Author:
Jeon Duhee,Kim Woosung,Cho Hyosung,Park Myeongkyu
Abstract
Abstract
One-dimensional linear X-ray grids are typically used in clinical practice to reduce the
number of scattered X-rays reaching the detector surface, thus improving image contrast in
radiography. However, such grids can only remove scattered X-rays in one direction. Additionally,
the primary challenge in using X-ray grids in digital radiography is the presence of grid
artifacts, such as grid strip shadows and moiré, which can reduce image quality. To overcome these
difficulties, in this study, we developed a prototype two-dimensional (2D) crisscrossed grid with
a strip density of 1.724 lines/mm by adopting a high-precision sawing process to further improve
its scatter radiation removal ability and implemented it in a cone-beam computed tomography (CBCT)

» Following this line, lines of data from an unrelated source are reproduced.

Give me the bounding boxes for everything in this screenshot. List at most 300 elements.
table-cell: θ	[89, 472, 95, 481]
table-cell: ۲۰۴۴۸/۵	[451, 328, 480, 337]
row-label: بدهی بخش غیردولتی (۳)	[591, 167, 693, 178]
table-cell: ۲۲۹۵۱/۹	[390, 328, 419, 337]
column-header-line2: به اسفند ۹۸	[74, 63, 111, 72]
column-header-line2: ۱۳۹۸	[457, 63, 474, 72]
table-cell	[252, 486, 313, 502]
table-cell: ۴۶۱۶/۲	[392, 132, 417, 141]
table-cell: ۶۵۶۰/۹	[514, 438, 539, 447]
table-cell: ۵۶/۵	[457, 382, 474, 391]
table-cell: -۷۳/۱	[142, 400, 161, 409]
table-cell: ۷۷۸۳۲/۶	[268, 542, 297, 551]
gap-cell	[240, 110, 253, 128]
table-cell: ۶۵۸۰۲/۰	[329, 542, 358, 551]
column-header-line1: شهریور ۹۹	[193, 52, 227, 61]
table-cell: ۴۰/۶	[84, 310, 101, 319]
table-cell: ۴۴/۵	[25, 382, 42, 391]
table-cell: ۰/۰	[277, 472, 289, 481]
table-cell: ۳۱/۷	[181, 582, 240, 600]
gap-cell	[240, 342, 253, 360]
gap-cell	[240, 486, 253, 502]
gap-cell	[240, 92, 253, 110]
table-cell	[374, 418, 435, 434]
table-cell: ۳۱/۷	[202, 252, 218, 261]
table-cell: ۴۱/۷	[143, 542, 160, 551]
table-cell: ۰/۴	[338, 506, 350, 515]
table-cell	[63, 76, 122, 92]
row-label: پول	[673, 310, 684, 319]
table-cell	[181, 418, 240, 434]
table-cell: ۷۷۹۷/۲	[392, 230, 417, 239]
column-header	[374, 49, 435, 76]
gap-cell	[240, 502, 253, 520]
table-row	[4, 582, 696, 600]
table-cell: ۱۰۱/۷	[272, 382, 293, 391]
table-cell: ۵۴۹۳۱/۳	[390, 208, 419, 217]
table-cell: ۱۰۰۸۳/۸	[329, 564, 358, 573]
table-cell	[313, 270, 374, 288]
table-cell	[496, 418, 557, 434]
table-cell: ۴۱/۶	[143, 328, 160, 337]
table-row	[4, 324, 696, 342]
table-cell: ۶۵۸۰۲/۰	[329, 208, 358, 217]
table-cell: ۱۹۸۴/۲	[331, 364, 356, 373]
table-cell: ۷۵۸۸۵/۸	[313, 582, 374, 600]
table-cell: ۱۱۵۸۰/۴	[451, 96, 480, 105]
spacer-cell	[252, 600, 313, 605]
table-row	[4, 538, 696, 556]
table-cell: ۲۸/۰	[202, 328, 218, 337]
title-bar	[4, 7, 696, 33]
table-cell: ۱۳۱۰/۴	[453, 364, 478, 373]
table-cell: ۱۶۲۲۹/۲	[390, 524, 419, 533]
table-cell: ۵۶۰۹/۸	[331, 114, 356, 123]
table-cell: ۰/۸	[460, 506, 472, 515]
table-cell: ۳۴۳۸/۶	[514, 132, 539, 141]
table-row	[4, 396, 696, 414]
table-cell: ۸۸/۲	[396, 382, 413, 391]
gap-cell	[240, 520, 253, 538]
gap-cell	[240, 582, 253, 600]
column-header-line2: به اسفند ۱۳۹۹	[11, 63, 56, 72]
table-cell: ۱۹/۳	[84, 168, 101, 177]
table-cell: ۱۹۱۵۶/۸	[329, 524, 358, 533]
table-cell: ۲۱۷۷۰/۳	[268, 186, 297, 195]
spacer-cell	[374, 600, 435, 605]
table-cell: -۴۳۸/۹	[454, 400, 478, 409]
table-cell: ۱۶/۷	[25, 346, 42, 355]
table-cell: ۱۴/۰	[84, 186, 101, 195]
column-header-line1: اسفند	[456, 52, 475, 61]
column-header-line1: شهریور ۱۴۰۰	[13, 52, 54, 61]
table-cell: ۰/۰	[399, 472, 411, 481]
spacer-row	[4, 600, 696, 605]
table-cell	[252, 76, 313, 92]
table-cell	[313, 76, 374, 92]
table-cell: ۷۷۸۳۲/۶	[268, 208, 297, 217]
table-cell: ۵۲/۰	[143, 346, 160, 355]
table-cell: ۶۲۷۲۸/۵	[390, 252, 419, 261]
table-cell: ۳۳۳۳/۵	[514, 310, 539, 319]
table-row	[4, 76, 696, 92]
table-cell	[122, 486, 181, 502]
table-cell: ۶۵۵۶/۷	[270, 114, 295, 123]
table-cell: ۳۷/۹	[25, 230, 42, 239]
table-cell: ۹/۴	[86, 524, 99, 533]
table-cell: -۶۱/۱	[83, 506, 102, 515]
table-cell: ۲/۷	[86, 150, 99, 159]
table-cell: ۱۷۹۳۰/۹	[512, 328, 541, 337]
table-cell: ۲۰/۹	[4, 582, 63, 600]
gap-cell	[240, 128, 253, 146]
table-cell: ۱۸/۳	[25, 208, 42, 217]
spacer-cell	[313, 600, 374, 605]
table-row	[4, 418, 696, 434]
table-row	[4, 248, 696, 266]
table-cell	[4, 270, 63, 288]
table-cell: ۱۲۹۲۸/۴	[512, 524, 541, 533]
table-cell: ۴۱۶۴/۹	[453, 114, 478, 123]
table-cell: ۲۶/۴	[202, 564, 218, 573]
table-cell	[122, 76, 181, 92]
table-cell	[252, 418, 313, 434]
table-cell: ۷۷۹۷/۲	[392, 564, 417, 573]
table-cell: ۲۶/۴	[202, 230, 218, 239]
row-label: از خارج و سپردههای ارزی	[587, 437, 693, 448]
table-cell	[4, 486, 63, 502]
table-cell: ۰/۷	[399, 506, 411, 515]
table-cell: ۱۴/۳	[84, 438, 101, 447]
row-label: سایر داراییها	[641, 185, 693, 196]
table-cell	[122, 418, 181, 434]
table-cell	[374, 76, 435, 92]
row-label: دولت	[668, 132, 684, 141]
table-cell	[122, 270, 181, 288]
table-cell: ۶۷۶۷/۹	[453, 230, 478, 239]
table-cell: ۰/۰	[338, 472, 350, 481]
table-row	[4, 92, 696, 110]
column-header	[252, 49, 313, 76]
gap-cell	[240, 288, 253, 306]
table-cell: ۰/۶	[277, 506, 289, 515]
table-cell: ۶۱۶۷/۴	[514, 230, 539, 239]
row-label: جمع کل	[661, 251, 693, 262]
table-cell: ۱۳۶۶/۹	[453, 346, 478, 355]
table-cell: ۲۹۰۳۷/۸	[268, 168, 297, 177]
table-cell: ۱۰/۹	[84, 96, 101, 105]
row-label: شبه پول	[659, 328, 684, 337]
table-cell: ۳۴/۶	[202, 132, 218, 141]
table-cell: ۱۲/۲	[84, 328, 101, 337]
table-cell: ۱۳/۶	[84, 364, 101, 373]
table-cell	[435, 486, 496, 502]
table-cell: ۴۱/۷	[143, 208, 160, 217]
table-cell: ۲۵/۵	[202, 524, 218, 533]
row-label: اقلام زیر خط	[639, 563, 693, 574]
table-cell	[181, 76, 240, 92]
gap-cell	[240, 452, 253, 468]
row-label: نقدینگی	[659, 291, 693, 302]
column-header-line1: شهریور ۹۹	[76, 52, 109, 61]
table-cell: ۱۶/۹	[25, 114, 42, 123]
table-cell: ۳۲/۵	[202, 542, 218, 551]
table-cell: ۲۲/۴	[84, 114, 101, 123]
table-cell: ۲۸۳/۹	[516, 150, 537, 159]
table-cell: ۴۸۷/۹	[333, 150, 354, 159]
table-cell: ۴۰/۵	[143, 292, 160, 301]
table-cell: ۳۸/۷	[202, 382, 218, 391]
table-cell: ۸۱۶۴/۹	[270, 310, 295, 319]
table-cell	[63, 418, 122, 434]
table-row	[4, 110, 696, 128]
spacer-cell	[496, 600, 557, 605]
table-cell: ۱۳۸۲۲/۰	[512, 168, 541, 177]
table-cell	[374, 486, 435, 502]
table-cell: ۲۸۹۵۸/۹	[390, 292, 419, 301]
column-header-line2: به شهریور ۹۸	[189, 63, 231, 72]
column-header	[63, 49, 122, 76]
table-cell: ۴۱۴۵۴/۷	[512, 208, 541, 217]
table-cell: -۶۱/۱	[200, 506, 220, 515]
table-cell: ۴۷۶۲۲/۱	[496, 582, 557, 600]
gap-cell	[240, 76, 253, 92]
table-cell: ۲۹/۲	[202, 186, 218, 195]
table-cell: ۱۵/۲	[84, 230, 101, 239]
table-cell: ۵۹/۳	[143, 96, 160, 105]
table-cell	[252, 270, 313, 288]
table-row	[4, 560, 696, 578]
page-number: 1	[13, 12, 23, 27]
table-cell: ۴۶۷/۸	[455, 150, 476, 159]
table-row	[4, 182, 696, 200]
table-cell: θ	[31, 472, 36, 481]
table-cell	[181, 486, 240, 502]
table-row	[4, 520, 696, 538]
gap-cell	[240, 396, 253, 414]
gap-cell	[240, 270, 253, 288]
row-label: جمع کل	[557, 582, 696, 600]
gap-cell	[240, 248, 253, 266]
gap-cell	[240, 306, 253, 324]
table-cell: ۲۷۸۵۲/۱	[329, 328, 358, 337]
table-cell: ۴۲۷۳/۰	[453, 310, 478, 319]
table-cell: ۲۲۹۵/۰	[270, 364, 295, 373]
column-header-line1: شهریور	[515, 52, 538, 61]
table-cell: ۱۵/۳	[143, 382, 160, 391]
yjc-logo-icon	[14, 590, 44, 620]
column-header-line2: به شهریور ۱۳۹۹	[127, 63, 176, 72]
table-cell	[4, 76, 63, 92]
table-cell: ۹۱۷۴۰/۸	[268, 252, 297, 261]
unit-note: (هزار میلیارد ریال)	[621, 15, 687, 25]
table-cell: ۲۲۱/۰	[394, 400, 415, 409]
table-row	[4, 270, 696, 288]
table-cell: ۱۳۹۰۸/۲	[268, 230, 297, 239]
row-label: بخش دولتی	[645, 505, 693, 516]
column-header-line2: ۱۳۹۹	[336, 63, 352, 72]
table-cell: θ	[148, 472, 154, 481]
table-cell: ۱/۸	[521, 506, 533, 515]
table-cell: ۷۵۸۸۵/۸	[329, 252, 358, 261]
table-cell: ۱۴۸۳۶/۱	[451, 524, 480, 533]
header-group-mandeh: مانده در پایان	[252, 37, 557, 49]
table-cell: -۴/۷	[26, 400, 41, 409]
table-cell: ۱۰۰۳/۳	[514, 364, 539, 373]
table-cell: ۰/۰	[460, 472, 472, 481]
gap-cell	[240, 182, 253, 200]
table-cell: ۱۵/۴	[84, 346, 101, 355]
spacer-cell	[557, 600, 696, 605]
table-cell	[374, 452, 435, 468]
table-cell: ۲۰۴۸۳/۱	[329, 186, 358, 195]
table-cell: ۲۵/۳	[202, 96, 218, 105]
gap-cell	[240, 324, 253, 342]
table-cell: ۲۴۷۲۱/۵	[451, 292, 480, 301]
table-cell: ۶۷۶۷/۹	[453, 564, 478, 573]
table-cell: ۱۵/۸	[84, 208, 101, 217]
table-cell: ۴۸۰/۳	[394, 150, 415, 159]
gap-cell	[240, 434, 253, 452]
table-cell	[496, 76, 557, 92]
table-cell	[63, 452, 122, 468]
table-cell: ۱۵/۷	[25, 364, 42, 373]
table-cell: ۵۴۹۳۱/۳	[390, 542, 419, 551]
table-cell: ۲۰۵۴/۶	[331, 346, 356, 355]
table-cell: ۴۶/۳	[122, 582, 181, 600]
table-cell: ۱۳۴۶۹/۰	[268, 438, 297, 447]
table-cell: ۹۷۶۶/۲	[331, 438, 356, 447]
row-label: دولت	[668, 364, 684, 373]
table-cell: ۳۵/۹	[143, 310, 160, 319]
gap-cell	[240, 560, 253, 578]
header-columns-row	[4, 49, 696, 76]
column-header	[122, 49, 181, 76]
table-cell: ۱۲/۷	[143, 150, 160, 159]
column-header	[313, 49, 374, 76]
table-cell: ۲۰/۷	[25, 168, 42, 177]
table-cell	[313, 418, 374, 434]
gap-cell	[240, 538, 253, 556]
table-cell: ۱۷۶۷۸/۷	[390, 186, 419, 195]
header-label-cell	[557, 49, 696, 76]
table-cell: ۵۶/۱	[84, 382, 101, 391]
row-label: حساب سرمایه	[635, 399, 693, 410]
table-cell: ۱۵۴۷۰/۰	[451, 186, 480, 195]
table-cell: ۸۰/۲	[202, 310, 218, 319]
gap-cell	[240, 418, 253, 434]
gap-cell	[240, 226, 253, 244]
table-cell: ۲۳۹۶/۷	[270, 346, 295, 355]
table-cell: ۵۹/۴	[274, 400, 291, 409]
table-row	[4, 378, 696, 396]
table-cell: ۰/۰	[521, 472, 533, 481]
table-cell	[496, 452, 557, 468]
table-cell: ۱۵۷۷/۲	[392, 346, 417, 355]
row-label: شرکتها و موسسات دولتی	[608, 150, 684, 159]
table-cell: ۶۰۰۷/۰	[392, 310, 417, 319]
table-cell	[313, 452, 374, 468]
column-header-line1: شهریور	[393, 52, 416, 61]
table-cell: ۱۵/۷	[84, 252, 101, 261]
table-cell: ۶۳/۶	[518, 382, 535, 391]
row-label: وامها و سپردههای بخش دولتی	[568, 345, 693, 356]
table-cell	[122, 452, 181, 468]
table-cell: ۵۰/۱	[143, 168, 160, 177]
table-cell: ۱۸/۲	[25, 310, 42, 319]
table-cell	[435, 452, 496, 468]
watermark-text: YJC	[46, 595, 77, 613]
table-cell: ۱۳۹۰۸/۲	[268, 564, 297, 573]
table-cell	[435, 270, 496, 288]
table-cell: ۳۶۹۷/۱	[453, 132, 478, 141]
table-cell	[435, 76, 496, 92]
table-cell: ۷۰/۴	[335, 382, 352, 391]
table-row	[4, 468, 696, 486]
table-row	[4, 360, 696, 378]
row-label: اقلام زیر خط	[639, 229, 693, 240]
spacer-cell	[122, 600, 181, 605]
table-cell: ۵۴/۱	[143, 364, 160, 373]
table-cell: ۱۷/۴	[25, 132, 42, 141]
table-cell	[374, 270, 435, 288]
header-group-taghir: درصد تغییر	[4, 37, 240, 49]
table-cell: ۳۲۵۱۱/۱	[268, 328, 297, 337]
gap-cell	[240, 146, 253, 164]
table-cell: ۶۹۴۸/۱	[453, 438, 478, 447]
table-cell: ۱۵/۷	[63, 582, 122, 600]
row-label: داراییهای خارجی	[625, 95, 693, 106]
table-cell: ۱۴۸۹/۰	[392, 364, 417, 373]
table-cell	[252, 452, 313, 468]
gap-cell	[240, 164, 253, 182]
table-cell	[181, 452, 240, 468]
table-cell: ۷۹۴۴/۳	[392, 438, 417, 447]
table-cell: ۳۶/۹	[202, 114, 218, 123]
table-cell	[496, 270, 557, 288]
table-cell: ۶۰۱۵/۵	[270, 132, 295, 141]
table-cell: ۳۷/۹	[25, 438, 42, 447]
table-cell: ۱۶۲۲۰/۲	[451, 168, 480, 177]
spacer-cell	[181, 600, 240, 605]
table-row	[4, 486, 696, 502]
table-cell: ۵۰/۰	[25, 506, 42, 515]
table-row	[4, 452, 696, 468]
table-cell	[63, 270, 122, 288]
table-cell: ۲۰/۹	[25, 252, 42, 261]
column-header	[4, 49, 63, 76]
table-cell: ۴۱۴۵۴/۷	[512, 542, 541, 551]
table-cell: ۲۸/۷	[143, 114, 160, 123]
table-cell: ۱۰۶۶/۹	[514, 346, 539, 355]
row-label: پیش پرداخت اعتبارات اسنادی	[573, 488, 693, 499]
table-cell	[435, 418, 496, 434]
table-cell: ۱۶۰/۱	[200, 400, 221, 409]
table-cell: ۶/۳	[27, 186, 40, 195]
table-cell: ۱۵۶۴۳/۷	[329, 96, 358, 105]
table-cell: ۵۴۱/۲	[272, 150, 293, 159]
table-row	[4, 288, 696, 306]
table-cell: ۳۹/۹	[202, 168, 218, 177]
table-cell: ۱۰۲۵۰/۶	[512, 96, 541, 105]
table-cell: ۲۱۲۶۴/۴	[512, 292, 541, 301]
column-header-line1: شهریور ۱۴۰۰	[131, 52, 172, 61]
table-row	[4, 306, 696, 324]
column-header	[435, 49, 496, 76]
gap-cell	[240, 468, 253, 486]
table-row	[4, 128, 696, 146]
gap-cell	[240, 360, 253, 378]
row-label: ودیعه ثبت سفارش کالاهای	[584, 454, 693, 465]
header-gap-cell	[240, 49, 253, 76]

system to enhance image quality. We propose a new software-based method called the grid artifact
reduction (GAR) algorithm to efficiently eliminate grid artifacts of a 2D grid in CBCT. The GAR
algorithm involves three main steps: 1) preprocessing for flat-field compensation, 2)
postprocessing for GAR, and 3) CBCT reconstruction. To verify the efficacy of the proposed
approach, we conducted an experiment on a CT quality control phantom (Pro-CT MK
II™) and quantitatively evaluated the CBCT image quality using the
contrast-to-noise ratio (CNR) and Hounsfield unit (HU) accuracy error. The CNR value measured in
the CBCT image obtained using the 2D grid and proposed GAR algorithm was 3.22, which is
approximately 4.4 times of the value obtained without GAR. Furthermore, the corresponding HU
accuracy error was 30.47, an improvement of approximately 1.3 times. These results indicate that
the proposed approach is highly efficient in eliminating scattered X-rays, thereby improving the
quality of CBCT images. Consequently, high-quality CBCT images were obtained using the proposed
approach (i.e., using a 2D crisscrossed grid in CBCT and the proposed GAR algorithm).